The Freedom From Religion Foundation, a national nonprofit organization, on Sept. 21 requested the school system investigate a resident’s complaint about Russell Davis, who was featured on the Dawson County High School football team website as “football character coach.” Monday evening, his title simply read “volunteer.”

A video posted by a parent on Facebook Sept. 7 shows Davis, a pastor at Etowah Church, leading the Dawson County Tigers and children from a local parks and recreation football team in prayer in the high school locker room before a game against the West Hall Spartans.

The video had received more than 68,000 views as of Tuesday afternoon. 

Dawson County Schools Superintendent Damon Gibbs said Monday afternoon that the school system was made aware that a letter on behalf of the foundation was sent to the attorney for the district.

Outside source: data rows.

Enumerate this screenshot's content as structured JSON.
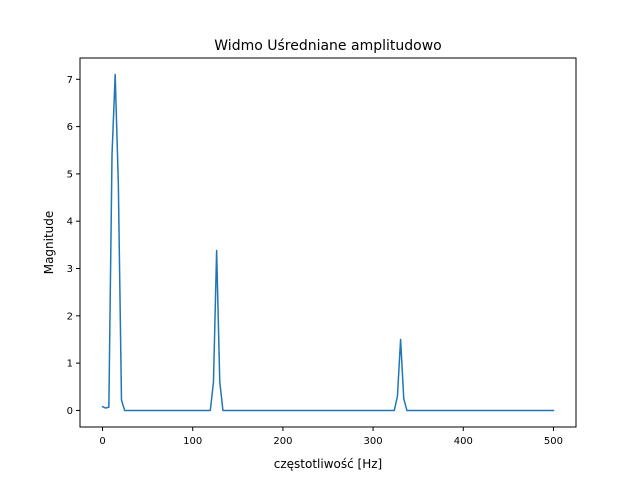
{
  "chart_data": {
    "type": "line",
    "title": "Widmo Uśredniane amplitudowo",
    "xlabel": "częstotliwość [Hz]",
    "ylabel": "Magnitude",
    "xlim": [
      -25,
      525
    ],
    "ylim": [
      -0.35,
      7.45
    ],
    "xticks": [
      0,
      100,
      200,
      300,
      400,
      500
    ],
    "yticks": [
      0,
      1,
      2,
      3,
      4,
      5,
      6,
      7
    ],
    "grid": false,
    "legend": "none",
    "series": [
      {
        "color": "#1f77b4",
        "x": [
          0,
          3.5,
          7,
          10.5,
          14,
          17.5,
          21,
          24.5,
          116,
          119.5,
          123,
          126.5,
          130,
          133.5,
          320,
          323.5,
          327,
          330.5,
          334,
          337.5,
          500
        ],
        "y": [
          0.08,
          0.05,
          0.07,
          5.4,
          7.1,
          4.8,
          0.22,
          0.0,
          0.0,
          0.0,
          0.6,
          3.38,
          0.6,
          0.0,
          0.0,
          0.0,
          0.3,
          1.5,
          0.25,
          0.0,
          0.0
        ]
      }
    ]
  }
}
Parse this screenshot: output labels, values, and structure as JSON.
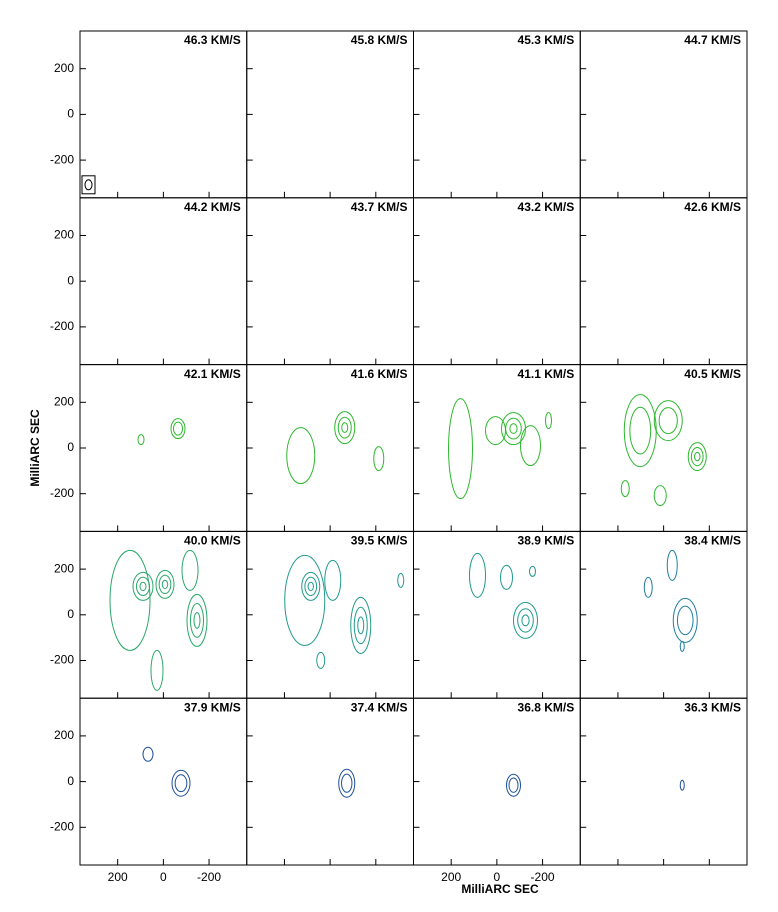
{
  "chart_data": {
    "type": "channel-map",
    "panels": [
      "46.3 KM/S",
      "45.8 KM/S",
      "45.3 KM/S",
      "44.7 KM/S",
      "44.2 KM/S",
      "43.7 KM/S",
      "43.2 KM/S",
      "42.6 KM/S",
      "42.1 KM/S",
      "41.6 KM/S",
      "41.1 KM/S",
      "40.5 KM/S",
      "40.0 KM/S",
      "39.5 KM/S",
      "38.9 KM/S",
      "38.4 KM/S",
      "37.9 KM/S",
      "37.4 KM/S",
      "36.8 KM/S",
      "36.3 KM/S"
    ],
    "xlabel": "MilliARC SEC",
    "ylabel": "MilliARC SEC",
    "xlim": [
      365,
      -365
    ],
    "ylim": [
      -365,
      365
    ],
    "xticks": [
      200,
      0,
      -200
    ],
    "yticks": [
      200,
      0,
      -200
    ]
  }
}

After “reviewing the information provided and conversations with appropriate school officials, the district is committed to following the parameters set forth in the First Amendment, and the court decisions interpreting the First Amendment, relating to both the establishment of religion and student’s rights to exercise their freedom of religion," Gibbs said in an email. "We believe that our coaches have an understanding of those guidelines and will abide by them.”

The press release from the foundation stated that “schools cannot appoint or employ a chaplain, seek out a spiritual leader for students, or agree to have a volunteer teach other people’s children that character centers on religious belief, because public schools may not advance or promote religion.”

After news broke Friday about the complaint, the team prayed without coaches shortly before the Sept. 21 home football match against visiting rival Lumpkin County.

The foundation requested Dawson County Schools investigate the complaint and take action to ensure that its football program is “no longer allowing religious leaders access to its students or violating students’ rights by promoting religion in their school,” the press release reads.

Dawson County Tigers, together in brotherhood from the beginning.